— Это, очевидно, виновато воспитание: сколько себя помню взрослой, мне всегда омерзительно, стоит прикоснуться ко мне мужчине…
— Я не подаю повода… — раздражённо произнёс Коверзнев.
— Что вы, Валерьян, — торопливо перебила она его. — Это к вам не относится. Вы — особенный, не такой как все — тактичный и внимательный. Мне с вами удивительно хорошо и… не стыдно.
Чтобы доказать, что это так, она прижалась к его плечу щекой.
Коверзнев ужаснулся своему равнодушию: ведь это же объяснение в любви! Противоестественно оставаться холодным, ненормально!
Чтобы побыть наедине со своими мыслями, поторопился проводить Лору.
А она не хотела уходить, стояла, прижавшись спиной к стволу акации. Держала его за руки. Шептала:
— Смотрите, какие звёзды. А небо, как чаша. Вам нравится?
Он осторожно освободил свои руки и, кивнув на освещённые окна на втором этаже, сказал:
— Видите, тётя не спит — заждалась вас. Бегите!
Лора сникла, потупилась. Потом медленно протянула ладонь для поцелуя. Сказала грустно:
— Приходите завтра к нам. Тётя будет очень рада.

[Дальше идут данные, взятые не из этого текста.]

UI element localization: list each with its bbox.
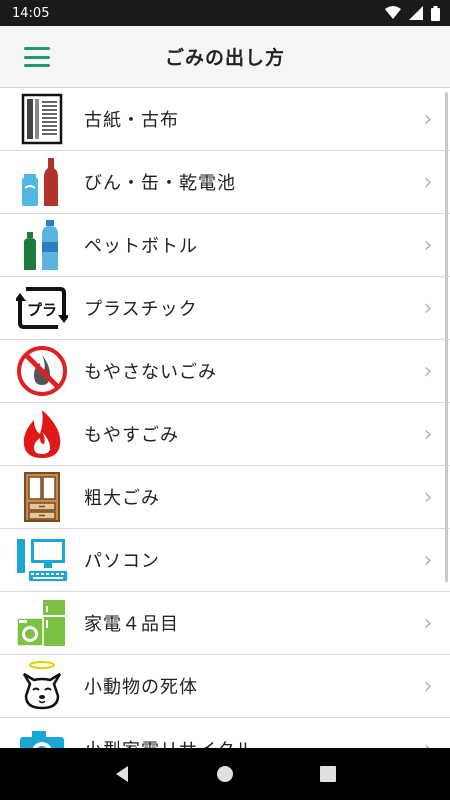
chevron-right-icon: › bbox=[423, 673, 433, 699]
list-item-appliances[interactable]: 家電４品目 › bbox=[0, 592, 450, 655]
scrollbar[interactable] bbox=[445, 92, 448, 582]
list-item-label: 小動物の死体 bbox=[84, 677, 198, 698]
category-list: 古紙・古布 › びん・缶・乾電池 › ペットボトル › プラ プラスチック › … bbox=[0, 88, 450, 748]
list-item-label: 古紙・古布 bbox=[84, 110, 179, 131]
list-item-small-appliance-recycle[interactable]: 小型家電リサイクル › bbox=[0, 718, 450, 748]
battery-icon bbox=[431, 5, 440, 21]
recents-icon bbox=[320, 766, 337, 782]
camera-icon bbox=[0, 718, 84, 748]
chevron-right-icon: › bbox=[423, 358, 433, 384]
app-bar: ごみの出し方 bbox=[0, 26, 450, 88]
menu-icon-bar bbox=[24, 64, 50, 67]
plastic-recycle-icon: プラ bbox=[0, 277, 84, 340]
chevron-right-icon: › bbox=[423, 169, 433, 195]
home-button[interactable] bbox=[205, 754, 245, 794]
newspaper-icon bbox=[0, 88, 84, 151]
chevron-right-icon: › bbox=[423, 610, 433, 636]
chevron-right-icon: › bbox=[423, 106, 433, 132]
list-item-label: 粗大ごみ bbox=[84, 488, 160, 509]
back-button[interactable] bbox=[102, 754, 142, 794]
menu-icon-bar bbox=[24, 47, 50, 50]
chevron-right-icon: › bbox=[423, 295, 433, 321]
chevron-right-icon: › bbox=[423, 232, 433, 258]
list-item-label: ペットボトル bbox=[84, 236, 198, 257]
system-nav-bar bbox=[0, 748, 450, 800]
list-item-label: 小型家電リサイクル bbox=[84, 736, 406, 748]
list-item-label: もやすごみ bbox=[84, 425, 179, 446]
list-item-computer[interactable]: パソコン › bbox=[0, 529, 450, 592]
list-item-pet-bottle[interactable]: ペットボトル › bbox=[0, 214, 450, 277]
status-icons bbox=[385, 5, 440, 21]
svg-text:プラ: プラ bbox=[27, 301, 57, 319]
dog-angel-icon bbox=[0, 655, 84, 718]
list-item-small-animal[interactable]: 小動物の死体 › bbox=[0, 655, 450, 718]
list-item-burnable[interactable]: もやすごみ › bbox=[0, 403, 450, 466]
list-item-bottle-can[interactable]: びん・缶・乾電池 › bbox=[0, 151, 450, 214]
list-item-label: パソコン bbox=[84, 551, 160, 572]
recents-button[interactable] bbox=[308, 754, 348, 794]
chevron-right-icon: › bbox=[423, 421, 433, 447]
computer-icon bbox=[0, 529, 84, 592]
menu-icon-bar bbox=[24, 55, 50, 59]
list-item-label: もやさないごみ bbox=[84, 362, 217, 383]
home-icon bbox=[216, 766, 233, 782]
appliance-icon bbox=[0, 592, 84, 655]
list-item-non-burnable[interactable]: もやさないごみ › bbox=[0, 340, 450, 403]
pet-bottle-icon bbox=[0, 214, 84, 277]
menu-button[interactable] bbox=[20, 44, 54, 70]
list-item-oversized[interactable]: 粗大ごみ › bbox=[0, 466, 450, 529]
page-title: ごみの出し方 bbox=[164, 47, 285, 69]
cabinet-icon bbox=[0, 466, 84, 529]
list-item-label: びん・缶・乾電池 bbox=[84, 173, 236, 194]
back-icon bbox=[115, 766, 128, 782]
no-burn-icon bbox=[0, 340, 84, 403]
chevron-right-icon: › bbox=[406, 737, 450, 749]
flame-icon bbox=[0, 403, 84, 466]
list-item-paper[interactable]: 古紙・古布 › bbox=[0, 88, 450, 151]
signal-icon bbox=[409, 6, 423, 20]
chevron-right-icon: › bbox=[423, 484, 433, 510]
list-item-label: 家電４品目 bbox=[84, 614, 179, 635]
list-item-plastic[interactable]: プラ プラスチック › bbox=[0, 277, 450, 340]
bottle-can-icon bbox=[0, 151, 84, 214]
wifi-icon bbox=[385, 6, 401, 19]
chevron-right-icon: › bbox=[423, 547, 433, 573]
list-item-label: プラスチック bbox=[84, 299, 198, 320]
status-time: 14:05 bbox=[12, 5, 50, 21]
status-bar: 14:05 bbox=[0, 0, 450, 26]
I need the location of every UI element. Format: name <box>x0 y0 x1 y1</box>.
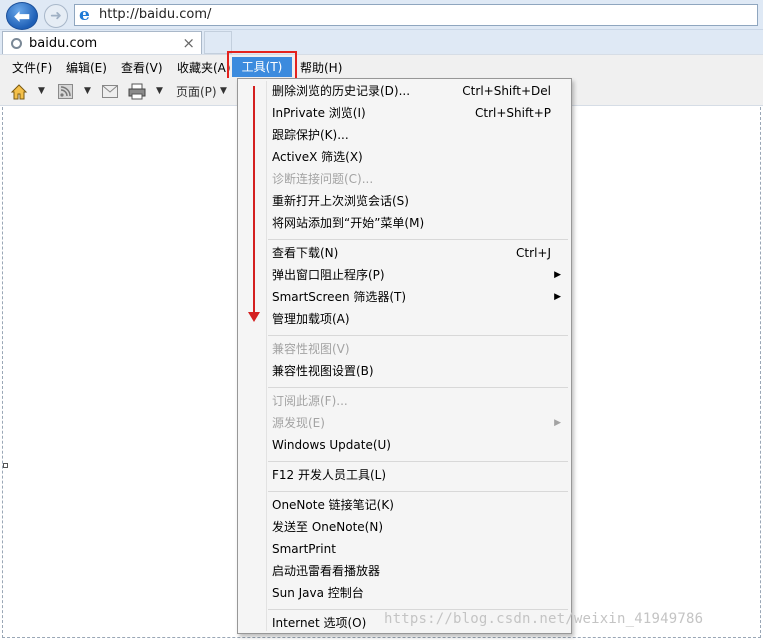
menu-item-label: ActiveX 筛选(X) <box>272 150 363 164</box>
page-dropdown-icon[interactable]: ▼ <box>220 86 227 96</box>
menu-item-label: 删除浏览的历史记录(D)... <box>272 84 411 98</box>
menu-item-manage-addons[interactable]: 管理加载项(A) <box>238 308 571 330</box>
home-icon[interactable] <box>10 83 28 101</box>
page-menu[interactable]: 页面(P) <box>176 83 217 100</box>
menu-item-delete-history[interactable]: 删除浏览的历史记录(D)... Ctrl+Shift+Del <box>238 80 571 102</box>
ie-logo-icon: e <box>79 5 90 25</box>
menu-item-label: OneNote 链接笔记(K) <box>272 498 394 512</box>
tab-title: baidu.com <box>29 36 98 51</box>
menu-item-reopen-session[interactable]: 重新打开上次浏览会话(S) <box>238 190 571 212</box>
back-arrow-icon: ⬅ <box>13 4 31 28</box>
menu-item-add-to-start[interactable]: 将网站添加到“开始”菜单(M) <box>238 212 571 234</box>
menu-item-label: 跟踪保护(K)... <box>272 128 349 142</box>
menu-item-label: 启动迅雷看看播放器 <box>272 564 381 578</box>
menu-item-shortcut: Ctrl+Shift+Del <box>462 84 551 98</box>
menu-item-tracking-protection[interactable]: 跟踪保护(K)... <box>238 124 571 146</box>
menu-item-label: 兼容性视图设置(B) <box>272 364 374 378</box>
menu-item-smartscreen[interactable]: SmartScreen 筛选器(T) ▶ <box>238 286 571 308</box>
menu-item-label: 管理加载项(A) <box>272 312 350 326</box>
menu-item-label: 发送至 OneNote(N) <box>272 520 383 534</box>
menu-item-feed-discovery: 源发现(E) ▶ <box>238 412 571 434</box>
menu-item-label: 弹出窗口阻止程序(P) <box>272 268 385 282</box>
menu-item-label: 重新打开上次浏览会话(S) <box>272 194 409 208</box>
menu-item-label: 源发现(E) <box>272 416 325 430</box>
menu-item-label: 将网站添加到“开始”菜单(M) <box>272 216 425 230</box>
loading-spinner-icon <box>11 38 22 49</box>
forward-button[interactable]: ➜ <box>44 4 68 28</box>
menu-item-subscribe-feed: 订阅此源(F)... <box>238 390 571 412</box>
print-icon[interactable] <box>128 83 146 100</box>
feeds-dropdown-icon[interactable]: ▼ <box>84 86 91 96</box>
menu-separator <box>268 491 568 492</box>
mail-icon[interactable] <box>102 85 118 98</box>
menu-view[interactable]: 查看(V) <box>121 59 163 76</box>
address-bar[interactable]: e http://baidu.com/ <box>74 4 758 26</box>
menu-item-sun-java-console[interactable]: Sun Java 控制台 <box>238 582 571 604</box>
menu-item-compat-view-settings[interactable]: 兼容性视图设置(B) <box>238 360 571 382</box>
print-dropdown-icon[interactable]: ▼ <box>156 86 163 96</box>
tools-highlight-box <box>227 51 297 81</box>
watermark-text: https://blog.csdn.net/weixin_41949786 <box>384 611 704 627</box>
menu-item-onenote-linked-notes[interactable]: OneNote 链接笔记(K) <box>238 494 571 516</box>
submenu-arrow-icon: ▶ <box>554 292 561 302</box>
menu-item-label: SmartScreen 筛选器(T) <box>272 290 407 304</box>
menu-separator <box>268 335 568 336</box>
menu-item-f12-dev-tools[interactable]: F12 开发人员工具(L) <box>238 464 571 486</box>
menu-item-label: Internet 选项(O) <box>272 616 367 630</box>
tab-close-icon[interactable]: × <box>182 34 195 52</box>
menu-item-label: 兼容性视图(V) <box>272 342 350 356</box>
menu-separator <box>268 239 568 240</box>
menu-separator <box>268 461 568 462</box>
menu-item-shortcut: Ctrl+J <box>516 246 551 260</box>
menu-item-shortcut: Ctrl+Shift+P <box>475 106 551 120</box>
menu-item-view-downloads[interactable]: 查看下载(N) Ctrl+J <box>238 242 571 264</box>
menu-file[interactable]: 文件(F) <box>12 59 52 76</box>
menu-item-label: 查看下载(N) <box>272 246 339 260</box>
navigation-bar: ⬅ ➜ e http://baidu.com/ <box>0 0 763 30</box>
tab-baidu[interactable]: baidu.com × <box>2 31 202 55</box>
menu-favorites[interactable]: 收藏夹(A) <box>177 59 231 76</box>
menu-item-label: 订阅此源(F)... <box>272 394 348 408</box>
menu-item-inprivate[interactable]: InPrivate 浏览(I) Ctrl+Shift+P <box>238 102 571 124</box>
menu-separator <box>268 387 568 388</box>
url-text[interactable]: http://baidu.com/ <box>99 7 211 22</box>
menu-item-popup-blocker[interactable]: 弹出窗口阻止程序(P) ▶ <box>238 264 571 286</box>
annotation-arrow-head <box>248 312 260 322</box>
menu-item-smartprint[interactable]: SmartPrint <box>238 538 571 560</box>
tab-bar: baidu.com × <box>0 30 763 55</box>
resize-handle[interactable] <box>3 463 8 468</box>
menu-edit[interactable]: 编辑(E) <box>66 59 107 76</box>
menu-item-windows-update[interactable]: Windows Update(U) <box>238 434 571 456</box>
annotation-arrow-line <box>253 86 255 316</box>
menu-item-activex-filtering[interactable]: ActiveX 筛选(X) <box>238 146 571 168</box>
menu-item-label: F12 开发人员工具(L) <box>272 468 387 482</box>
home-dropdown-icon[interactable]: ▼ <box>38 86 45 96</box>
back-button[interactable]: ⬅ <box>6 2 38 30</box>
menu-bar: 文件(F) 编辑(E) 查看(V) 收藏夹(A) 工具(T) 帮助(H) <box>0 54 763 78</box>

Он даже не посмотрел ей вслед. Шёл, закинув руки за спину, и мечтал о том, как выпишет Нину в Париж.
А на следующий день его опять потянуло к Лоре. И не к Дюку, а именно домой, где была тётя, где можно было не смотреть в смущённые и ожидающие глаза девушки, а пить кофе и говорить со старухой о самых прозаических, но милых вещах.
Лора полулежала на кушетке; была бледна; пудра скрывала, очевидно, следы слёз. У неё болела голова. Множество книг валялось в ногах, на кресле, на круглом столике. Она смахнула их на пол с кушетки неестественным томным жестом, велела Коверзневу сесть рядом. «Слушайте. Это прелесть», — посмотрела в глаза Коверзнева, расправила одну из книжек, начала читать нараспев:
Что вы плачете здесь, одинокая глупая девочка,
Кокаином распятая в мокрых бульварах Москвы…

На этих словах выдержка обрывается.